Na volta, a partida virou outra. O Borussia Dortmund tentou ser mais agressivo para evitar sofrer o terceiro, e o início da etapa lembrava um combate de boxe, com golpes alternados: Pasalic e De Roon de um lado, Guirassy e a bola na trave de Beier do outro. Então veio o lance que explodiu Bérgamo. Aos 57 minutos, um cruzamento de De Roon encontrou Pasalic, que cabeceou para fazer o terceiro e levar a eliminatória ao controle italiano antes de uma hora de jogo. O agregado passava a favorecer a Atalanta, mas o relógio ainda era um adversário.
Kovac mexeu nos meias que abasteciam mal Guirassy, lançando Chukwuemeka e Fábio Silva. Palladino demorou mais – esperou além dos 70 minutos para alterar uma equipe que beirava a perfeição, colocando Krstovic e Ahanor, nos lugares de Scamacca e do lesionado Kolasinac, para acrescentar frescor na pressão e no ataque. O Dortmund reagiu imediatamente: aos 75, Adeyemi marcou com um belo chute de esquerda e devolveu tensão à noite, como se o fantasma da ida voltasse a circular pelo estádio. Por algum tempo, a eliminatória entrou no território virtual da prorrogação.
Pasalic marcou o gol que virou a eliminatória e, após o Dortmund empatar, Samardzic aliviou os nerazzurri (imago)
A reta final foi puro caos. VAR em ação, pênalti marcado, expulsões dos dois lados e um Dortmund que perdeu completamente a cabeça na própria área. Em contra-ataque decisivo, Pasalic cruzou para Krstovic, Kobel estava fora do gol, muito mal posicionado, e o montenegrino poderia marcar, mas Bensebaini completou sua noite desastrosa ao atingi-lo perigosamente, elevando a chuteira para cortar a pelota e abrindo um rasgo na testa do atacante. O árbitro José Sánchez inicialmente não marcou nada além do escanteio, precisou do chamado do VAR para assinalar a penalidade. A sequência foi efervescente: vermelho para o defensor, que já tinha cartão amarelo, e expulsões também nos bancos – Scalvini, que fora substituído por Djimsiti, e Schlotterbeck, que não jogou entre os envolvidos. Por fim, haveria ainda a cobrança decisiva.

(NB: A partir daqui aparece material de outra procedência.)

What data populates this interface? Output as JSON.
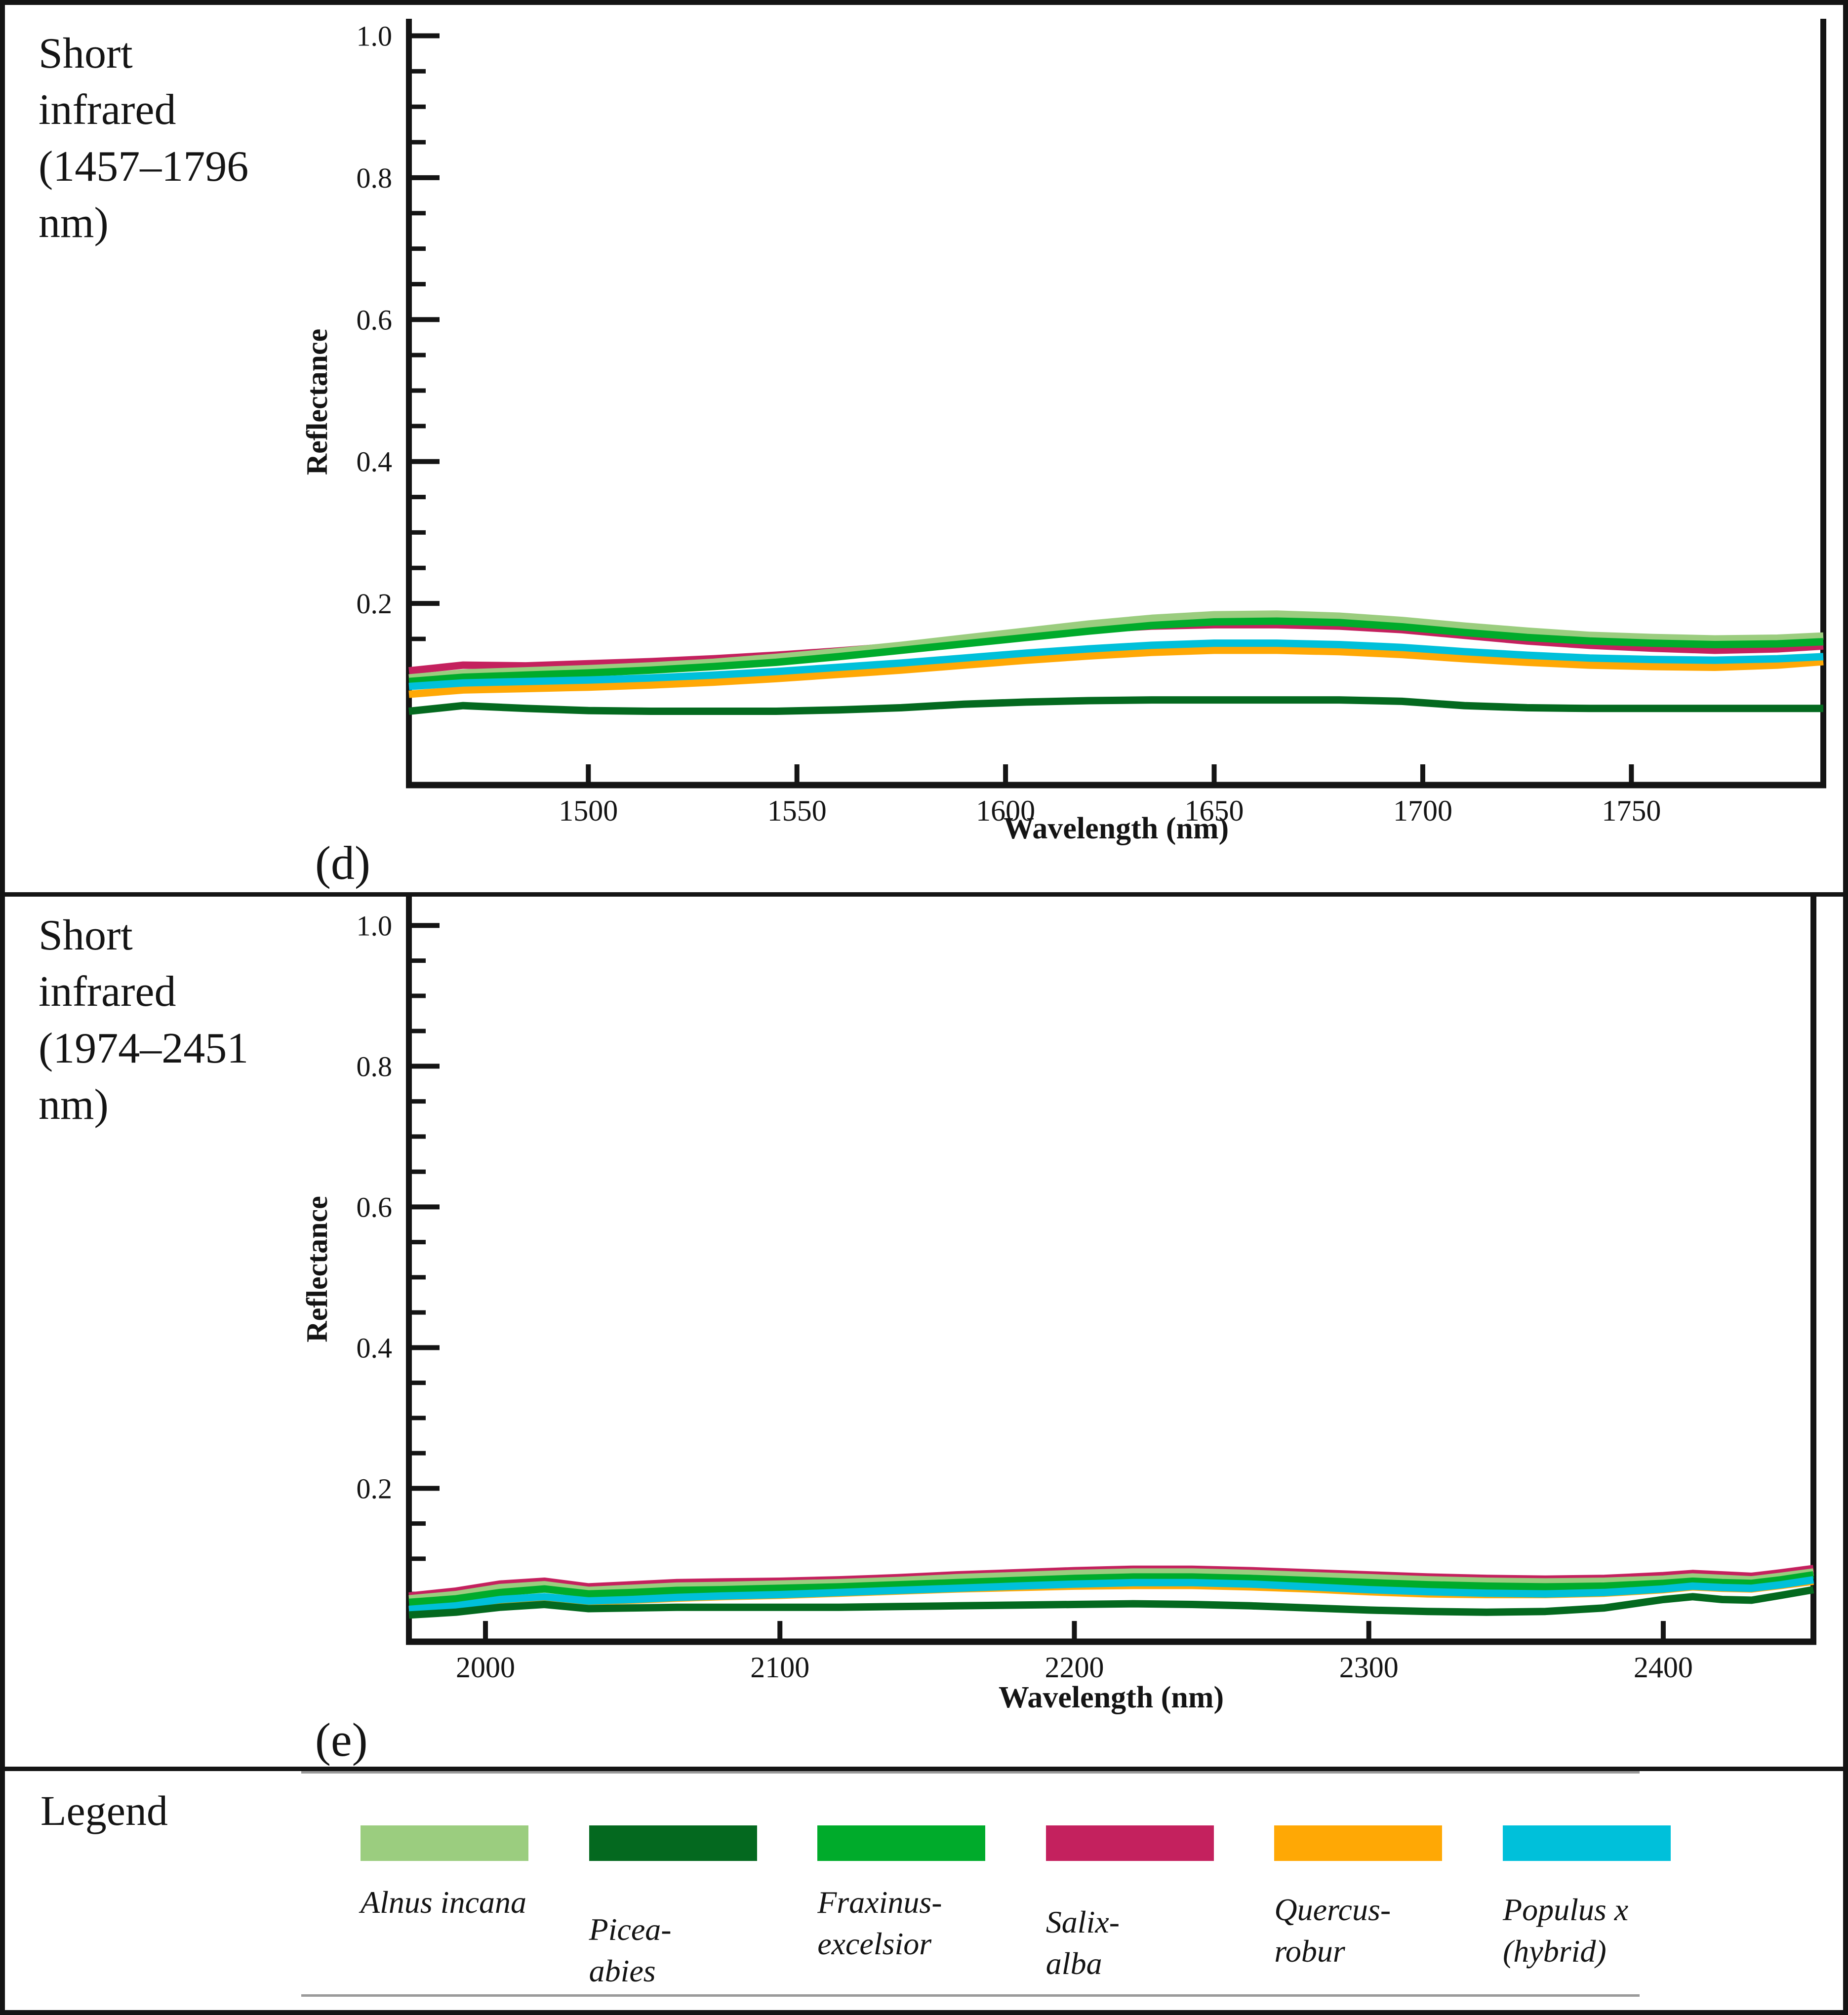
{
  "panels": [
    {
      "header": "Short\ninfrared\n(1457–1796\nnm)",
      "letter": "(d)"
    },
    {
      "header": "Short\ninfrared\n(1974–2451\nnm)",
      "letter": "(e)"
    }
  ],
  "legend": {
    "title": "Legend",
    "items": [
      {
        "name": "Alnus incana",
        "label": "Alnus incana",
        "color": "#9bcd7f"
      },
      {
        "name": "Picea abies",
        "label": "Picea-\nabies",
        "color": "#04691f"
      },
      {
        "name": "Fraxinus excelsior",
        "label": "Fraxinus-\nexcelsior",
        "color": "#00ab2b"
      },
      {
        "name": "Salix alba",
        "label": "Salix-\nalba",
        "color": "#c4215e"
      },
      {
        "name": "Quercus robur",
        "label": "Quercus-\nrobur",
        "color": "#ffa805"
      },
      {
        "name": "Populus x (hybrid)",
        "label": "Populus x\n(hybrid)",
        "color": "#00c0da"
      }
    ]
  },
  "colors": {
    "axis": "#141414",
    "background": "#ffffff",
    "alnus": "#9bcd7f",
    "picea": "#04691f",
    "fraxinus": "#00ab2b",
    "salix": "#c4215e",
    "quercus": "#ffa805",
    "populus": "#00c0da"
  },
  "chart_data": [
    {
      "type": "line",
      "title": "Short infrared (1457–1796 nm)",
      "xlabel": "Wavelength (nm)",
      "ylabel": "Reflectance",
      "xlim": [
        1457,
        1796
      ],
      "ylim": [
        -0.056,
        1.024
      ],
      "x_ticks": [
        1500,
        1550,
        1600,
        1650,
        1700,
        1750
      ],
      "y_ticks_major": [
        "1.0",
        "0.8",
        "0.6",
        "0.4",
        "0.2"
      ],
      "y_minor_step": 0.05,
      "grid": false,
      "legend_position": "separate bottom panel",
      "x": [
        1457,
        1470,
        1485,
        1500,
        1515,
        1530,
        1545,
        1560,
        1575,
        1590,
        1605,
        1620,
        1635,
        1650,
        1665,
        1680,
        1695,
        1710,
        1725,
        1740,
        1755,
        1770,
        1785,
        1796
      ],
      "series": [
        {
          "name": "Salix alba",
          "color": "#c4215e",
          "values": [
            0.105,
            0.113,
            0.112,
            0.115,
            0.118,
            0.122,
            0.127,
            0.133,
            0.14,
            0.148,
            0.156,
            0.163,
            0.168,
            0.17,
            0.17,
            0.168,
            0.163,
            0.155,
            0.147,
            0.141,
            0.137,
            0.134,
            0.136,
            0.14
          ]
        },
        {
          "name": "Alnus incana",
          "color": "#9bcd7f",
          "values": [
            0.095,
            0.102,
            0.105,
            0.108,
            0.112,
            0.117,
            0.124,
            0.132,
            0.141,
            0.151,
            0.161,
            0.171,
            0.179,
            0.184,
            0.185,
            0.182,
            0.176,
            0.168,
            0.161,
            0.155,
            0.152,
            0.15,
            0.151,
            0.154
          ]
        },
        {
          "name": "Fraxinus excelsior",
          "color": "#00ab2b",
          "values": [
            0.09,
            0.096,
            0.099,
            0.102,
            0.106,
            0.111,
            0.117,
            0.125,
            0.134,
            0.143,
            0.152,
            0.161,
            0.169,
            0.174,
            0.175,
            0.173,
            0.167,
            0.159,
            0.152,
            0.147,
            0.144,
            0.142,
            0.143,
            0.146
          ]
        },
        {
          "name": "Quercus robur",
          "color": "#ffa805",
          "values": [
            0.072,
            0.078,
            0.08,
            0.082,
            0.085,
            0.089,
            0.094,
            0.1,
            0.106,
            0.113,
            0.12,
            0.126,
            0.131,
            0.134,
            0.134,
            0.132,
            0.128,
            0.122,
            0.117,
            0.113,
            0.111,
            0.11,
            0.113,
            0.118
          ]
        },
        {
          "name": "Populus x (hybrid)",
          "color": "#00c0da",
          "values": [
            0.083,
            0.088,
            0.09,
            0.092,
            0.095,
            0.099,
            0.104,
            0.11,
            0.116,
            0.123,
            0.13,
            0.136,
            0.141,
            0.144,
            0.144,
            0.142,
            0.138,
            0.132,
            0.127,
            0.123,
            0.121,
            0.12,
            0.122,
            0.125
          ]
        },
        {
          "name": "Picea abies",
          "color": "#04691f",
          "values": [
            0.048,
            0.056,
            0.052,
            0.049,
            0.048,
            0.048,
            0.048,
            0.05,
            0.053,
            0.058,
            0.061,
            0.063,
            0.064,
            0.064,
            0.064,
            0.064,
            0.062,
            0.056,
            0.053,
            0.052,
            0.052,
            0.052,
            0.052,
            0.052
          ]
        }
      ]
    },
    {
      "type": "line",
      "title": "Short infrared (1974–2451 nm)",
      "xlabel": "Wavelength (nm)",
      "ylabel": "Reflectance",
      "xlim": [
        1974,
        2451
      ],
      "ylim": [
        -0.018,
        1.041
      ],
      "x_ticks": [
        2000,
        2100,
        2200,
        2300,
        2400
      ],
      "y_ticks_major": [
        "1.0",
        "0.8",
        "0.6",
        "0.4",
        "0.2"
      ],
      "y_minor_step": 0.05,
      "grid": false,
      "legend_position": "separate bottom panel",
      "x": [
        1974,
        1990,
        2005,
        2020,
        2035,
        2050,
        2065,
        2080,
        2100,
        2120,
        2140,
        2160,
        2180,
        2200,
        2220,
        2240,
        2260,
        2280,
        2300,
        2320,
        2340,
        2360,
        2380,
        2400,
        2410,
        2420,
        2430,
        2440,
        2451
      ],
      "series": [
        {
          "name": "Salix alba",
          "color": "#c4215e",
          "values": [
            0.047,
            0.054,
            0.064,
            0.068,
            0.06,
            0.063,
            0.066,
            0.067,
            0.068,
            0.07,
            0.073,
            0.077,
            0.08,
            0.083,
            0.085,
            0.085,
            0.083,
            0.08,
            0.077,
            0.074,
            0.072,
            0.071,
            0.072,
            0.076,
            0.079,
            0.077,
            0.075,
            0.08,
            0.086
          ]
        },
        {
          "name": "Alnus incana",
          "color": "#9bcd7f",
          "values": [
            0.043,
            0.049,
            0.059,
            0.063,
            0.055,
            0.058,
            0.061,
            0.062,
            0.064,
            0.066,
            0.069,
            0.073,
            0.076,
            0.079,
            0.081,
            0.081,
            0.079,
            0.076,
            0.073,
            0.07,
            0.068,
            0.067,
            0.068,
            0.071,
            0.074,
            0.072,
            0.07,
            0.075,
            0.081
          ]
        },
        {
          "name": "Fraxinus excelsior",
          "color": "#00ab2b",
          "values": [
            0.038,
            0.043,
            0.052,
            0.057,
            0.05,
            0.052,
            0.055,
            0.056,
            0.058,
            0.06,
            0.063,
            0.066,
            0.069,
            0.072,
            0.074,
            0.074,
            0.072,
            0.069,
            0.066,
            0.063,
            0.061,
            0.06,
            0.061,
            0.065,
            0.068,
            0.066,
            0.065,
            0.07,
            0.077
          ]
        },
        {
          "name": "Quercus robur",
          "color": "#ffa805",
          "values": [
            0.027,
            0.032,
            0.041,
            0.045,
            0.039,
            0.041,
            0.044,
            0.046,
            0.048,
            0.051,
            0.054,
            0.057,
            0.059,
            0.061,
            0.062,
            0.062,
            0.06,
            0.057,
            0.053,
            0.05,
            0.049,
            0.049,
            0.051,
            0.056,
            0.06,
            0.058,
            0.057,
            0.062,
            0.068
          ]
        },
        {
          "name": "Populus x (hybrid)",
          "color": "#00c0da",
          "values": [
            0.028,
            0.033,
            0.042,
            0.046,
            0.04,
            0.042,
            0.045,
            0.047,
            0.049,
            0.052,
            0.055,
            0.058,
            0.061,
            0.064,
            0.066,
            0.066,
            0.064,
            0.06,
            0.056,
            0.053,
            0.051,
            0.05,
            0.052,
            0.057,
            0.061,
            0.059,
            0.058,
            0.063,
            0.07
          ]
        },
        {
          "name": "Picea abies",
          "color": "#04691f",
          "values": [
            0.02,
            0.024,
            0.031,
            0.035,
            0.029,
            0.03,
            0.031,
            0.031,
            0.031,
            0.031,
            0.032,
            0.033,
            0.034,
            0.035,
            0.036,
            0.035,
            0.033,
            0.03,
            0.027,
            0.025,
            0.024,
            0.025,
            0.03,
            0.042,
            0.046,
            0.042,
            0.041,
            0.048,
            0.056
          ]
        }
      ]
    }
  ]
}
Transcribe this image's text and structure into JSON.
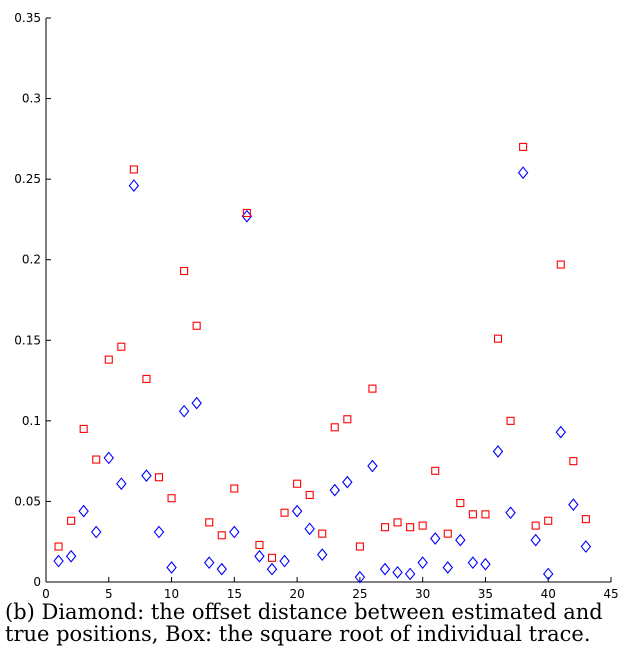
{
  "chart_data": {
    "type": "scatter",
    "title": "",
    "xlabel": "",
    "ylabel": "",
    "xlim": [
      0,
      45
    ],
    "ylim": [
      0,
      0.35
    ],
    "xticks": [
      0,
      5,
      10,
      15,
      20,
      25,
      30,
      35,
      40,
      45
    ],
    "yticks": [
      0,
      0.05,
      0.1,
      0.15,
      0.2,
      0.25,
      0.3,
      0.35
    ],
    "xtick_labels": [
      "0",
      "5",
      "10",
      "15",
      "20",
      "25",
      "30",
      "35",
      "40",
      "45"
    ],
    "ytick_labels": [
      "0",
      "0.05",
      "0.1",
      "0.15",
      "0.2",
      "0.25",
      "0.3",
      "0.35"
    ],
    "grid": false,
    "legend": "none",
    "x": [
      1,
      2,
      3,
      4,
      5,
      6,
      7,
      8,
      9,
      10,
      11,
      12,
      13,
      14,
      15,
      16,
      17,
      18,
      19,
      20,
      21,
      22,
      23,
      24,
      25,
      26,
      27,
      28,
      29,
      30,
      31,
      32,
      33,
      34,
      35,
      36,
      37,
      38,
      39,
      40,
      41,
      42,
      43
    ],
    "series": [
      {
        "marker": "diamond",
        "color": "#0000ff",
        "values": [
          0.013,
          0.016,
          0.044,
          0.031,
          0.077,
          0.061,
          0.246,
          0.066,
          0.031,
          0.009,
          0.106,
          0.111,
          0.012,
          0.008,
          0.031,
          0.227,
          0.016,
          0.008,
          0.013,
          0.044,
          0.033,
          0.017,
          0.057,
          0.062,
          0.003,
          0.072,
          0.008,
          0.006,
          0.005,
          0.012,
          0.027,
          0.009,
          0.026,
          0.012,
          0.011,
          0.081,
          0.043,
          0.254,
          0.026,
          0.005,
          0.093,
          0.048,
          0.022
        ]
      },
      {
        "marker": "square",
        "color": "#ff0000",
        "values": [
          0.022,
          0.038,
          0.095,
          0.076,
          0.138,
          0.146,
          0.256,
          0.126,
          0.065,
          0.052,
          0.193,
          0.159,
          0.037,
          0.029,
          0.058,
          0.229,
          0.023,
          0.015,
          0.043,
          0.061,
          0.054,
          0.03,
          0.096,
          0.101,
          0.022,
          0.12,
          0.034,
          0.037,
          0.034,
          0.035,
          0.069,
          0.03,
          0.049,
          0.042,
          0.042,
          0.151,
          0.1,
          0.27,
          0.035,
          0.038,
          0.197,
          0.075,
          0.039
        ]
      }
    ]
  },
  "caption": {
    "line1": "(b) Diamond: the offset distance between estimated and",
    "line2": "true positions, Box: the square root of individual trace."
  }
}
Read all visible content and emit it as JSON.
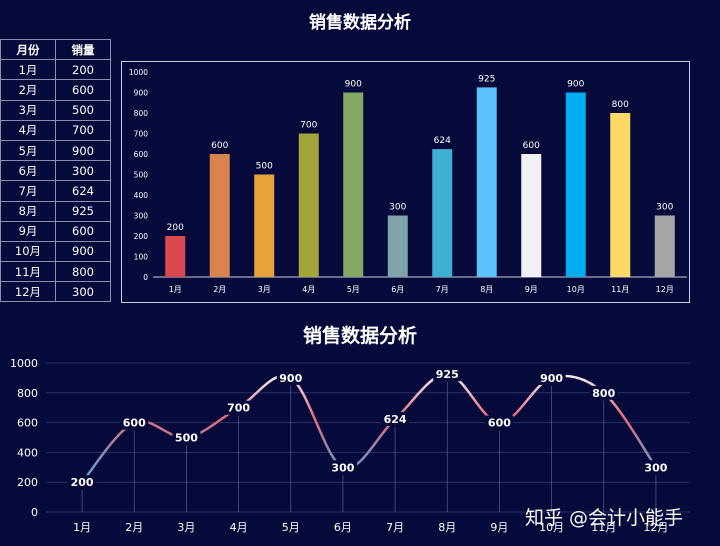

O pênalti convertido por Samardzic no apagar das luzes, aos 98 minutos, foi o selo de uma noite épica: cobrança perfeita no ângulo, 4 a 1, virada no agregado e catarse completa em Bérgamo. O jogo terminou com mais cartões do que fôlego, num daqueles finais em que todo mundo sai exausto – física e emocionalmente. Mas, para a torcida nerazzurra, com uma alegria de dar inveja.
No fim das contas, a classificação da Atalanta não foi obtida só através do placar, mas da postura. Foi um time que entendeu o tamanho do desafio, agrediu com inteligência, soube alternar controle e transição e transformou pressão em combustível. O Borussia Dortmund pagou caro pela instabilidade defensiva e pela incapacidade de esfriar o jogo quando mais precisava. A Champions League às vezes é isso: não vence quem joga mais bonito, vence quem aguenta a pancada e responde no momento certo. Em Bérgamo, a noite foi azul e preta – e histórica, com a Dea avançando às oitavas para enfrentar um entre Arsenal e Bayern de Munique. O sorteio da pedreira será na sexta.